From showgirls, I have also had a chance to meet with to pop and movie stars. Once I had a brief interview with Madonna when she came to Rome to promote her film “Evita”. They gave me ten minutes with her in a room at the Hotel Hassler. I grew up listening to Madonna’s music and was expecting someone larger-than-life physically, and verbally commanding and aggressive. Instead, I was amazed at how small, sweet and friendly she was. She had brought her newborn baby Lourdes with her to Rome and, as the camera crew set up, we ended up talking about the challenges of breastfeeding on the job. It felt almost as though I was chatting on the park bench with another mamma, rather than preparing for an interview with one of the most influential female singers of my generation.
Another time I door-stepped actress Meryl Streep and asked her a question that was more for myself than for any news story. Streep, in person, is gorgeous, charming, and articulate. “How do you do it?” I asked “So many movies, such dedication, but you are also a mother of four.” She laughed and smiled and noted that she had plenty of bad days, but she just tries to do her best. Funny about that — one never sees Meryl Streep looking funky and frazzled.”
What a wonderful post, and your Gadaffi story is a classic. One always awaits his next Halloween costume.
Trisha,
thanks for sharing your thrilling stories about meetings with the big shots! As a policy student, I totally agree that it’s much more interesting to write the speeches or the bills, than it is to deliver them to the public. And if you get to talk to the ones that “matter,” you get the best of both worlds: great meetings without the burden of make-up for the show biz! :-) fortunately, there’s also people out there that care for visibility: without them, the backstage work would never come out.

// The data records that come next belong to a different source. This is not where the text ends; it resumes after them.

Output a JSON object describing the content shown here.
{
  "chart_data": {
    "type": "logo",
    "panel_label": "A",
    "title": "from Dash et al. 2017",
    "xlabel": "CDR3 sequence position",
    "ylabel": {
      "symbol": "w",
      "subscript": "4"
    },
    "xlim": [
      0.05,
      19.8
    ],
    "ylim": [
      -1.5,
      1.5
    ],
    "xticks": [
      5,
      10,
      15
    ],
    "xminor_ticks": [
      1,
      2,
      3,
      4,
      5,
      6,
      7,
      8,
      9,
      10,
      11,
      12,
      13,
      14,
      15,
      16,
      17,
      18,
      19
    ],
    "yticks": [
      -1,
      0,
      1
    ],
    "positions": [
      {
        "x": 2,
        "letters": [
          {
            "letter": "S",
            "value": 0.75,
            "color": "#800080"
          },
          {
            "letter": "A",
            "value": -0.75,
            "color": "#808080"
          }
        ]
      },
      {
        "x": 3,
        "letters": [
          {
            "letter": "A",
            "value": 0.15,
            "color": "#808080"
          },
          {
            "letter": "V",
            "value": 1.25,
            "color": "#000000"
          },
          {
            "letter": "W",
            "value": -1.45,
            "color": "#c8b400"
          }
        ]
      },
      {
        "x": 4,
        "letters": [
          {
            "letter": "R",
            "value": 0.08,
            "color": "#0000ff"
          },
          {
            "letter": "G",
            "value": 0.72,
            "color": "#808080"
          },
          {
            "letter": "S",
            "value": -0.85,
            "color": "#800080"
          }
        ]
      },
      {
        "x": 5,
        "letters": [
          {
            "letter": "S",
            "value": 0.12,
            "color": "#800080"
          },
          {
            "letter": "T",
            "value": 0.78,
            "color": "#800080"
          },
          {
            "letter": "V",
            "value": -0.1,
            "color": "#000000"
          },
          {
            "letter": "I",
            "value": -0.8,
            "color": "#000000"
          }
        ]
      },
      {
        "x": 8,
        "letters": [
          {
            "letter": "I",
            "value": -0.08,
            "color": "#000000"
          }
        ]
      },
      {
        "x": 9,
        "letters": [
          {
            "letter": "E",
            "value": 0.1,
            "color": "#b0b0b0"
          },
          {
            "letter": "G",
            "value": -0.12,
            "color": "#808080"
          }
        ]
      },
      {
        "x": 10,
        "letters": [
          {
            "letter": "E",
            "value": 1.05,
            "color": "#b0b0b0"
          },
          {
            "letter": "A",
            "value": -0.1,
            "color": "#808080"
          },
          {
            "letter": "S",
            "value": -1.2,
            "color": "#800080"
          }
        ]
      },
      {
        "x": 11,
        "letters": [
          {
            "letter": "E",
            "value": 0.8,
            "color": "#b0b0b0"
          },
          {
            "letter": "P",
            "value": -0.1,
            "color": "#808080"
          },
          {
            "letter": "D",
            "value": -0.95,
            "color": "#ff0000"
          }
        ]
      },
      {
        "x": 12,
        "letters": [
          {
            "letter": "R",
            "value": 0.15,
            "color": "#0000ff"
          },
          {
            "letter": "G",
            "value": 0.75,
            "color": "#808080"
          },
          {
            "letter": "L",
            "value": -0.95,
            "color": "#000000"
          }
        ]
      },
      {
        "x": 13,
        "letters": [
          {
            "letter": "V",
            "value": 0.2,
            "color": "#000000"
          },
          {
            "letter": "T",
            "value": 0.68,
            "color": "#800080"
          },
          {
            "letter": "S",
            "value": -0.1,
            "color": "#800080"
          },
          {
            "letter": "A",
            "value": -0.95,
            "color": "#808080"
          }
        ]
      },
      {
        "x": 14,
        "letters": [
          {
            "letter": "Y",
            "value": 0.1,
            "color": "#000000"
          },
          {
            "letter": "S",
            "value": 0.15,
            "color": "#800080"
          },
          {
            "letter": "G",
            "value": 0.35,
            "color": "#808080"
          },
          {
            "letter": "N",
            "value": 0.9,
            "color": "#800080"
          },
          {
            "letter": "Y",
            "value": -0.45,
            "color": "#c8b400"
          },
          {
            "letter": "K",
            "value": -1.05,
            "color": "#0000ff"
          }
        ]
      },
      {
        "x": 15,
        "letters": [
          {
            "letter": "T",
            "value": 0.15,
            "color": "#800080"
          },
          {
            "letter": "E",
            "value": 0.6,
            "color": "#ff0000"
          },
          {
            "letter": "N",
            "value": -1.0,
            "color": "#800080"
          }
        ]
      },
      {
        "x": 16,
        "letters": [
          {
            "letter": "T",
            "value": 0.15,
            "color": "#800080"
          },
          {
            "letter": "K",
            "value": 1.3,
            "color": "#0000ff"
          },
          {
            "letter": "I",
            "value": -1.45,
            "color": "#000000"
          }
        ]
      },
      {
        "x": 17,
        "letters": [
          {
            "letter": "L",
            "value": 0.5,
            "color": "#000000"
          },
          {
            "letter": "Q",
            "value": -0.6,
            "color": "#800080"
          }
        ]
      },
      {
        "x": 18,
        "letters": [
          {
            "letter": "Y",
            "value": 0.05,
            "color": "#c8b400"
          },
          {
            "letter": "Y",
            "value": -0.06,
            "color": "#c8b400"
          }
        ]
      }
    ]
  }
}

Your blog is super, keep it up!!
Thank you Laura! I am suddenly realizing that keeping up a blog is hard work for a working mother of three. Your frequent comments and support make a big difference, I really appreciate it.
. . fascinating stuff. Once had a moment of dubious fame in the dim and distant past when we Brits were disengaging from Aden Protectorate – one of your fellow journalists (now bereft of life) was rushing around trying to get anything with pips on their shoulders to say a few words – none would. Eventually he grabbed hold of me (a lowly lance corporal) and I gave him the business perspective. Was later quoted in the Daily Express as ‘ a British military Spokesman was quoted as saying . .’ Ahh! Glory days!
Alan — You certainly have an interesting past! I am eager to hear more about it!